Berlin. Behörden schieben Ausländer in gemieteten Maschinen ab. Das ist umstritten und kostet Geld. Es zeigt Deutschlands Abschiebe-Dilemma.

Ende Mai verlässt ein Flieger den Berliner Flughafen. An Bord: drei ausreisepflichtige Ausländer und 17 Polizeibeamte. Kosten des Charterflugs: 64.995 Euro. Zielland: Türkei. Ein paar Wochen zuvor hebt ein Flugzeug in Richtung Bulgarien ab. Diesmal schieben die deutschen Behörden nur eine einzige Person mit diesem Flieger ab. An Bord sind sechs Polizisten. Kosten: knapp 26.000 Euro. Und im Mai 2020 hebt ein Charterflieger mit nur einer Person in Richtung Tadschikistan ab. An Bord: zehn Beamte. Kosten: 134.075 Euro.
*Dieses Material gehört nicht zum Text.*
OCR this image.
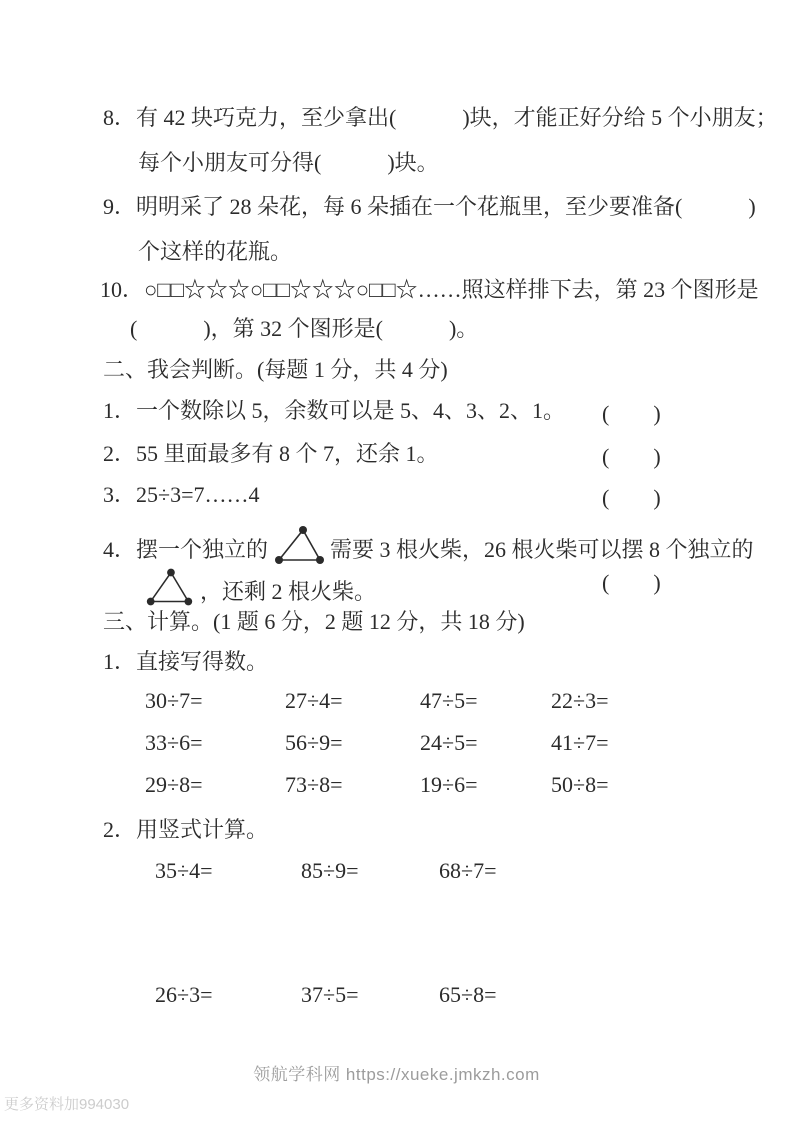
8．有 42 块巧克力，至少拿出(　　　)块，才能正好分给 5 个小朋友；
每个小朋友可分得(　　　)块。
9．明明采了 28 朵花，每 6 朵插在一个花瓶里，至少要准备(　　　)
个这样的花瓶。
10．○□□☆☆☆○□□☆☆☆○□□☆……照这样排下去，第 23 个图形是
(　　　)，第 32 个图形是(　　　)。
二、我会判断。(每题 1 分，共 4 分)
1．一个数除以 5，余数可以是 5、4、3、2、1。 (　　)
2．55 里面最多有 8 个 7，还余 1。	(　　)
3．25÷3=7……4	(　　)
4．摆一个独立的	需要 3 根火柴，26 根火柴可以摆 8 个独立的
，还剩 2 根火柴。	(　　)
三、计算。(1 题 6 分，2 题 12 分，共 18 分)
1．直接写得数。
30÷7=	27÷4=	47÷5=	22÷3=
33÷6=	56÷9=	24÷5=	41÷7=
29÷8=	73÷8=	19÷6=	50÷8=
2．用竖式计算。
35÷4=	85÷9=	68÷7=
26÷3=	37÷5=	65÷8=
领航学科网 https://xueke.jmkzh.com
更多资料加994030
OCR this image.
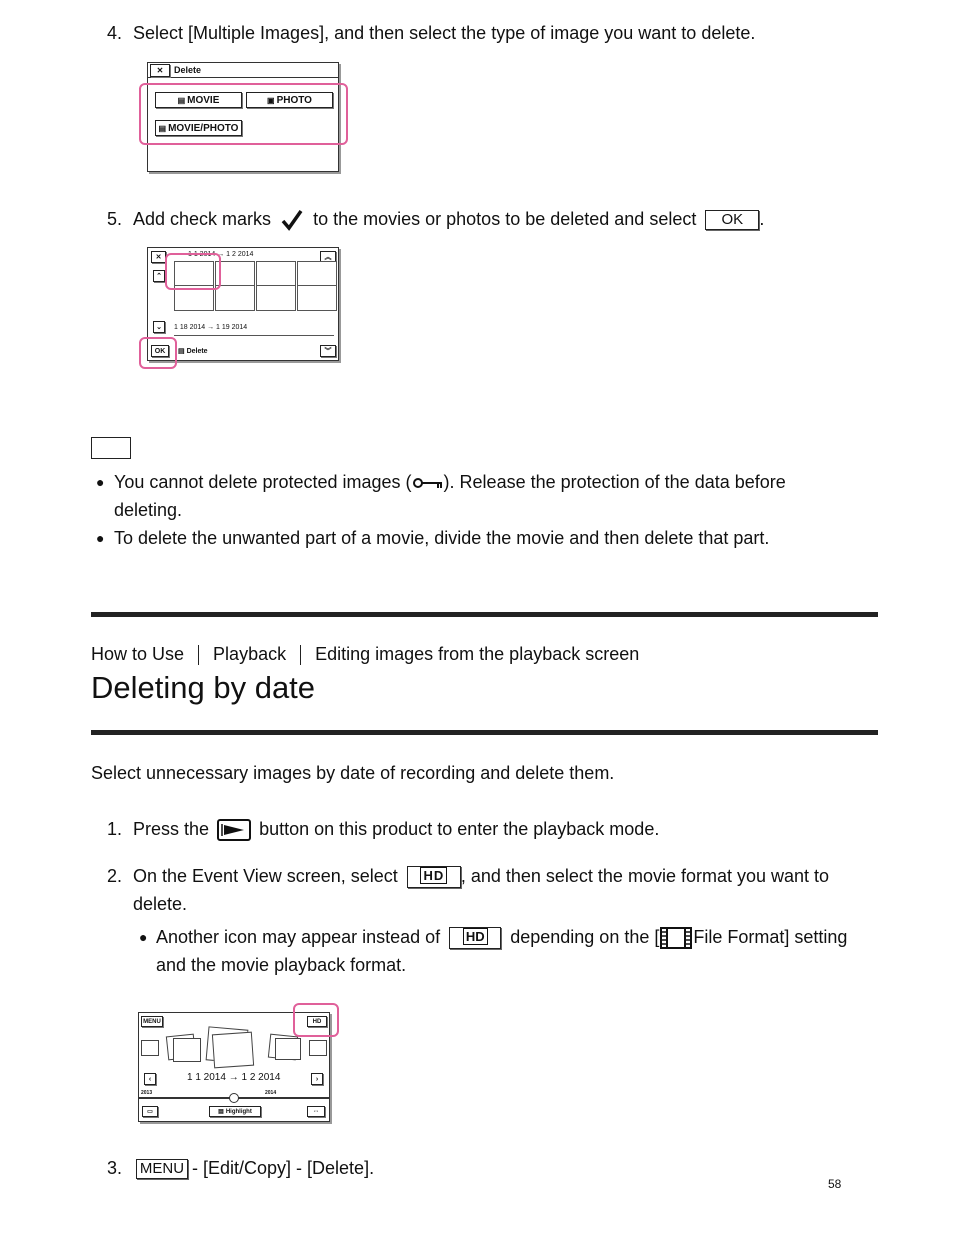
4. Select [Multiple Images], and then select the type of image you want to delete.
✕	Delete
▤ MOVIE	▣ PHOTO
▤ MOVIE/PHOTO
5. Add check marks to the movies or photos to be deleted and select OK .
✕
⌃
⌄
1 1 2014 → 1 2 2014	︽
1 18 2014 → 1 19 2014
OK	▤ Delete	︾
● You cannot delete protected images ( ). Release the protection of the data before
deleting.
● To delete the unwanted part of a movie, divide the movie and then delete that part.
How to Use Playback Editing images from the playback screen
Deleting by date
Select unnecessary images by date of recording and delete them.
1. Press the	button on this product to enter the playback mode.
2. On the Event View screen, select HD , and then select the movie format you want to
delete.
● Another icon may appear instead of HD depending on the [ File Format] setting
and the movie playback format.
MENU	HD
‹	1 1 2014 → 1 2 2014	›
2013	2014
▭	▤ Highlight	⇔
3. MENU - [Edit/Copy] - [Delete].
58
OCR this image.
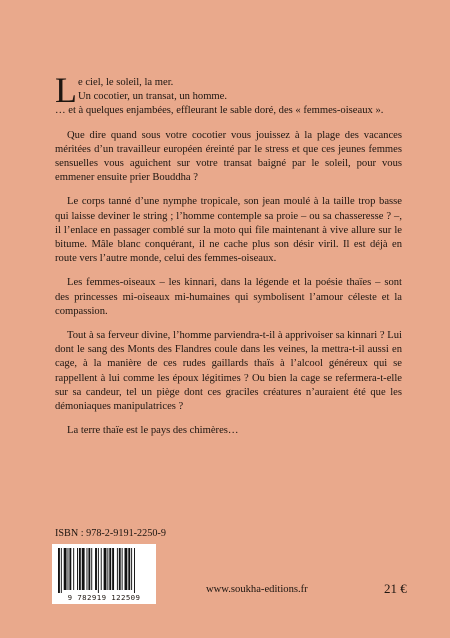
L e ciel, le soleil, la mer.
Un cocotier, un transat, un homme.
… et à quelques enjambées, effleurant le sable doré, des « femmes-oiseaux ».

Que dire quand sous votre cocotier vous jouissez à la plage des vacances méritées d’un travailleur européen éreinté par le stress et que ces jeunes femmes sensuelles vous aguichent sur votre transat baigné par le soleil, pour vous emmener ensuite prier Bouddha ?

Le corps tanné d’une nymphe tropicale, son jean moulé à la taille trop basse qui laisse deviner le string ; l’homme contemple sa proie – ou sa chasseresse ? –, il l’enlace en passager comblé sur la moto qui file maintenant à vive allure sur le bitume. Mâle blanc conquérant, il ne cache plus son désir viril. Il est déjà en route vers l’autre monde, celui des femmes-oiseaux.

Les femmes-oiseaux – les kinnari, dans la légende et la poésie thaïes – sont des princesses mi-oiseaux mi-humaines qui symbolisent l’amour céleste et la compassion.

Tout à sa ferveur divine, l’homme parviendra-t-il à apprivoiser sa kinnari ? Lui dont le sang des Monts des Flandres coule dans les veines, la mettra-t-il aussi en cage, à la manière de ces rudes gaillards thaïs à l’alcool généreux qui se rappellent à lui comme les époux légitimes ? Ou bien la cage se refermera-t-elle sur sa candeur, tel un piège dont ces graciles créatures n’auraient été que les démoniaques manipulatrices ?

La terre thaïe est le pays des chimères…

ISBN : 978-2-9191-2250-9
9 782919 122509
www.soukha-editions.fr	21 €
Im ersten Halbjahr 2022 schob Deutschland 6198 Menschen in ihre Heimat ab – die allermeisten per Flugzeug. Hinzukommen rund 1600 "Zurückschiebungen" an den deutschen Grenzen. Ziele der Abschiebungen: vor allem nach Nordmazedonien, Albanien, Georgien und Serbien. Viele Personen auch nach Spanien und Italien. Und: 230 Menschen in die Türkei.
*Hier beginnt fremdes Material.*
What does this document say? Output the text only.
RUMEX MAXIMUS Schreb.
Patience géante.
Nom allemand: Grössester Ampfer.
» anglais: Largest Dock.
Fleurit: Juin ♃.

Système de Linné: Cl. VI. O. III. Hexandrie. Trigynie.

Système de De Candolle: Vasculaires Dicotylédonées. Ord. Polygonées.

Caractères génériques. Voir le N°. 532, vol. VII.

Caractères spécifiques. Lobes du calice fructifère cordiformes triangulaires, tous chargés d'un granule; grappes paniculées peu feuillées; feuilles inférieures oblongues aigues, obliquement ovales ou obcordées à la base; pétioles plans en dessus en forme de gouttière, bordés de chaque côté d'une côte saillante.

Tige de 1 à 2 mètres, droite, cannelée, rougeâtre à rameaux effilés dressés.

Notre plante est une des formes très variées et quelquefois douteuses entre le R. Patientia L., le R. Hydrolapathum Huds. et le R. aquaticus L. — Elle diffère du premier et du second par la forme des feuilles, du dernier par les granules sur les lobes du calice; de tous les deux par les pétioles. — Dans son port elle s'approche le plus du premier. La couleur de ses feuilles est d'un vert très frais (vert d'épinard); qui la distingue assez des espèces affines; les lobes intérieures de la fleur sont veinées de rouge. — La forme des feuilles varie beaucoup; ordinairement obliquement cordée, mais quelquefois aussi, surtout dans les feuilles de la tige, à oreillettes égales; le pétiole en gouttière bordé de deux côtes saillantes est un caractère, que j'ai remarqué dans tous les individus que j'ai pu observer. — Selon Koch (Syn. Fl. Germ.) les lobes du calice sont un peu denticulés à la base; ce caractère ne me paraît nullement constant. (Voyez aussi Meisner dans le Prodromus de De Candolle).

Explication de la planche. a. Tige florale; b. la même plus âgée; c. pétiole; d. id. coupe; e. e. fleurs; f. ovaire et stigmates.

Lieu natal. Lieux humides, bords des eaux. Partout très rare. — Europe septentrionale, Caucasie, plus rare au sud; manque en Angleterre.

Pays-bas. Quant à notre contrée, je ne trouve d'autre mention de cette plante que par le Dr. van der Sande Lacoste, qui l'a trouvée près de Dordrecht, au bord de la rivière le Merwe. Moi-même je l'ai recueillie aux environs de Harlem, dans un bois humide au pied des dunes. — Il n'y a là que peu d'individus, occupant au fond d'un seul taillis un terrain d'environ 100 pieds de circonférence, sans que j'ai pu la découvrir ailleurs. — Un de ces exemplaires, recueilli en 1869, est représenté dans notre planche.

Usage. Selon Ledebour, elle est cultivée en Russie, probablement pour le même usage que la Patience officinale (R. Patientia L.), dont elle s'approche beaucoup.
Seit Jahren will die Bundesregierung die Zahl der Rückführungen von ausreisepflichtigen Ausländern deutlich erhöhen – vor allem von Straftätern. Seit Jahren hakt dieses Vorhaben. Horst Seehofer (CSU) führte eine Passbeschaffungspflicht für Menschen ein, die aufgrund fehlender Papiere nicht abgeschoben werden können. Und Seehofer wollte die Abschiebehaft stärken.

Auch die neue Ampel-Koalition versprach im vergangenen Herbst eine "Offensive" bei den Rückführungen. Ein Sonderbeauftragter für Migration sollte kommen. Doch auch der: bisher Fehlanzeige.

Migration: 247.290 Personen in Deutschland sind "geduldet"

Ende Juni waren 301.524 Menschen ausreisepflichtig – ihr Antrag auf Schutz in Deutschland wurde abgelehnt. Allerdings: 247.290 Personen sind "geduldet". Sie werden akut nicht abgeschoben, weil ihre Pässe fehlen, sie schwer krank sind oder kein Staat den Menschen aufnehmen will. Bleiben: 54.234 Personen, die zurückgeführt werden sollen. Die Zahl ist wieder leicht gestiegen.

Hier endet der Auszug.